Query suggestion or auto-completion mechanisms are widely used by search engines and are increasingly attracting interest from the research community. However, the lack of commonly accepted evaluation methodology and metrics means that it is not possible to compare results and approaches from the literature. Moreover, often the metrics used to evaluate query suggestions tend to be an adaptation from other domains without a proper justification. Hence, it is not necessarily clear if the improvements reported in the literature would result in an actual improvement in the users' experience.
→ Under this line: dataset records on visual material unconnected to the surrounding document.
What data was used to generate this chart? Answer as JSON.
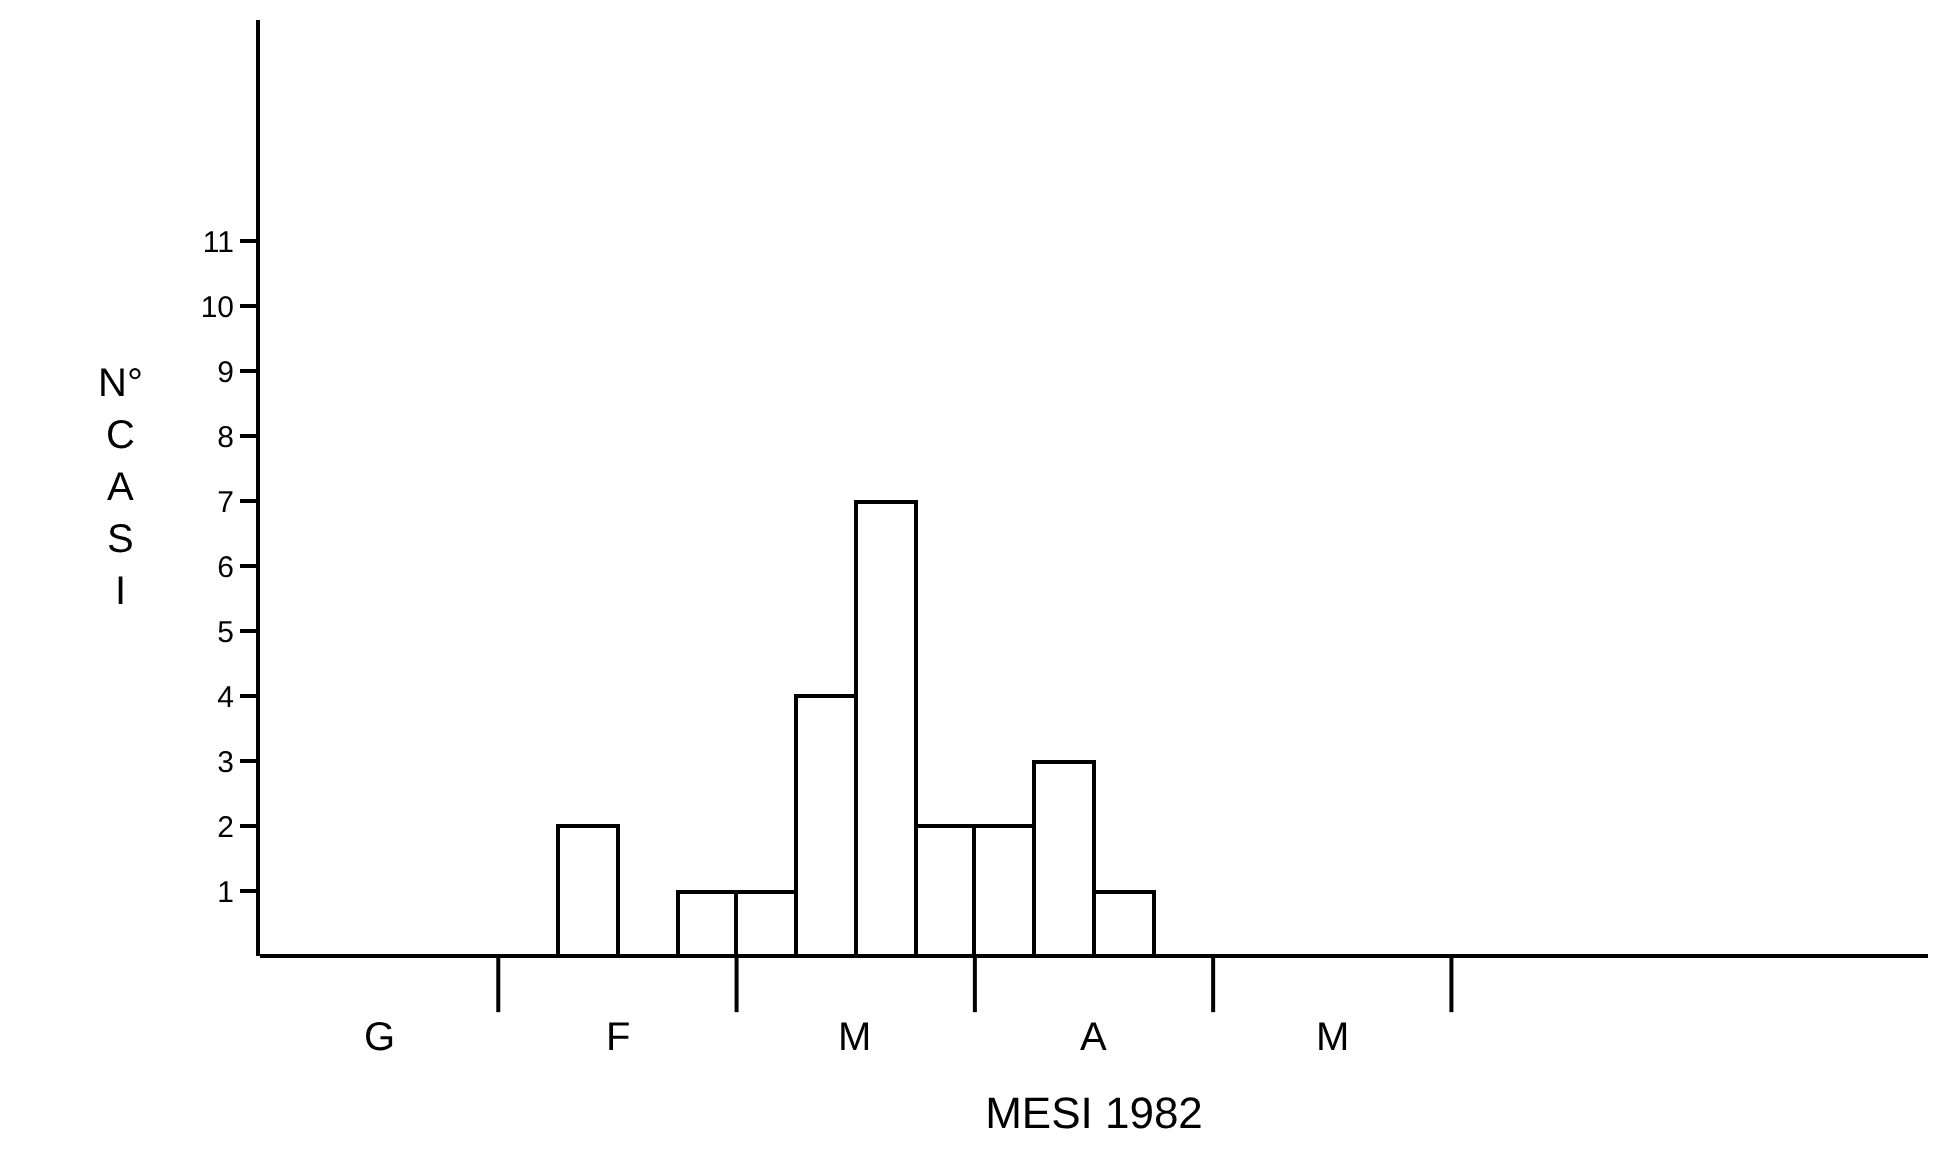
{
  "chart_data": {
    "type": "bar",
    "ylabel": "N° CASI",
    "xlabel": "MESI 1982",
    "categories": [
      null,
      null,
      null,
      null,
      null,
      null,
      null,
      null,
      null,
      null,
      null,
      null,
      null,
      null,
      null,
      null,
      null,
      null,
      null,
      null,
      null,
      null,
      null,
      null,
      null,
      null,
      null,
      null
    ],
    "values": [
      null,
      null,
      null,
      null,
      null,
      2,
      null,
      1,
      1,
      4,
      7,
      2,
      2,
      3,
      1,
      null,
      null,
      null,
      null,
      null,
      null,
      null,
      null,
      null,
      null,
      null,
      null,
      null
    ],
    "color": "#ffffff",
    "annotations": [
      "G",
      "F",
      "M",
      "A",
      "M"
    ],
    "ylim": [
      0,
      14.4
    ],
    "yticks": [
      1,
      2,
      3,
      4,
      5,
      6,
      7,
      8,
      9,
      10,
      11
    ]
  }
}
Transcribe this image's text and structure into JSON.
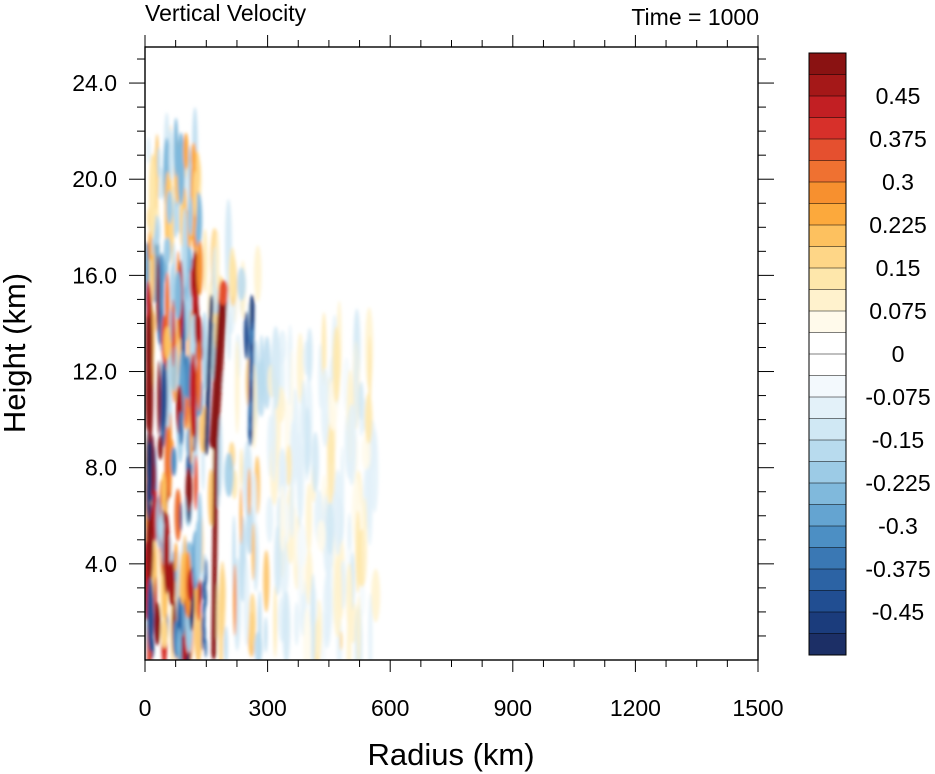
{
  "chart_data": {
    "type": "heatmap",
    "title_left": "Vertical Velocity",
    "title_right": "Time = 1000",
    "xlabel": "Radius (km)",
    "ylabel": "Height (km)",
    "xlim": [
      0,
      1500
    ],
    "ylim": [
      0,
      25.5
    ],
    "x_ticks": [
      {
        "value": 0,
        "label": "0"
      },
      {
        "value": 300,
        "label": "300"
      },
      {
        "value": 600,
        "label": "600"
      },
      {
        "value": 900,
        "label": "900"
      },
      {
        "value": 1200,
        "label": "1200"
      },
      {
        "value": 1500,
        "label": "1500"
      }
    ],
    "y_ticks": [
      {
        "value": 4,
        "label": "4.0"
      },
      {
        "value": 8,
        "label": "8.0"
      },
      {
        "value": 12,
        "label": "12.0"
      },
      {
        "value": 16,
        "label": "16.0"
      },
      {
        "value": 20,
        "label": "20.0"
      },
      {
        "value": 24,
        "label": "24.0"
      }
    ],
    "colorbar": {
      "levels_top_to_bottom": [
        "0.45",
        "0.375",
        "0.3",
        "0.225",
        "0.15",
        "0.075",
        "0",
        "-0.075",
        "-0.15",
        "-0.225",
        "-0.3",
        "-0.375",
        "-0.45"
      ],
      "colors_top_to_bottom": [
        "#8a1212",
        "#a51818",
        "#c21f23",
        "#d7302a",
        "#e5502f",
        "#ef7131",
        "#f7902f",
        "#fca93c",
        "#fdc15f",
        "#fed687",
        "#fee7ab",
        "#fff2cd",
        "#fffaeb",
        "#ffffff",
        "#ffffff",
        "#f3f9fd",
        "#e3f1f9",
        "#d0e8f4",
        "#b8dbee",
        "#9ccbe6",
        "#80b9dc",
        "#64a4d1",
        "#4c8fc4",
        "#3a78b4",
        "#2c63a4",
        "#214e92",
        "#1b3c7c",
        "#1c2f66"
      ]
    },
    "features": [
      {
        "type": "updraft",
        "r_km": [
          150,
          220
        ],
        "z_km": [
          0.3,
          15.5
        ],
        "w_max": 0.5
      },
      {
        "type": "downdraft",
        "r_km": [
          240,
          290
        ],
        "z_km": [
          9,
          15
        ],
        "w_min": -0.45
      },
      {
        "type": "downdraft",
        "r_km": [
          0,
          30
        ],
        "z_km": [
          6,
          10
        ],
        "w_min": -0.5
      },
      {
        "type": "updraft",
        "r_km": [
          0,
          40
        ],
        "z_km": [
          9,
          15.5
        ],
        "w_max": 0.5
      }
    ]
  }
}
Inspired by the cascade user models and state-of-the-art evaluation metrics in the web search domain, we address the query suggestion evaluation, by first studying the users behaviour from a search engine's query log and thereby deriving a new family of user models describing the users interaction with a query suggestion mechanism. Next, assuming a query log-based evaluation approach, we propose two new metrics to evaluate query suggestions, pSaved and eSaved. Both metrics are parameterised by a user model. pSaved is defined as the probability of using the query suggestions while submitting a query. eSaved equates to the expected relative amount of effort (keypresses) a user can avoid due to the deployed query suggestion mechanism. Finally, we experiment with both metrics using four user model instantiations as well as metrics previously used in the literature on a dataset of 6.1M sessions. Our results demonstrate that pSaved and eSaved show the best alignment with the users satisfaction amongst the considered metrics.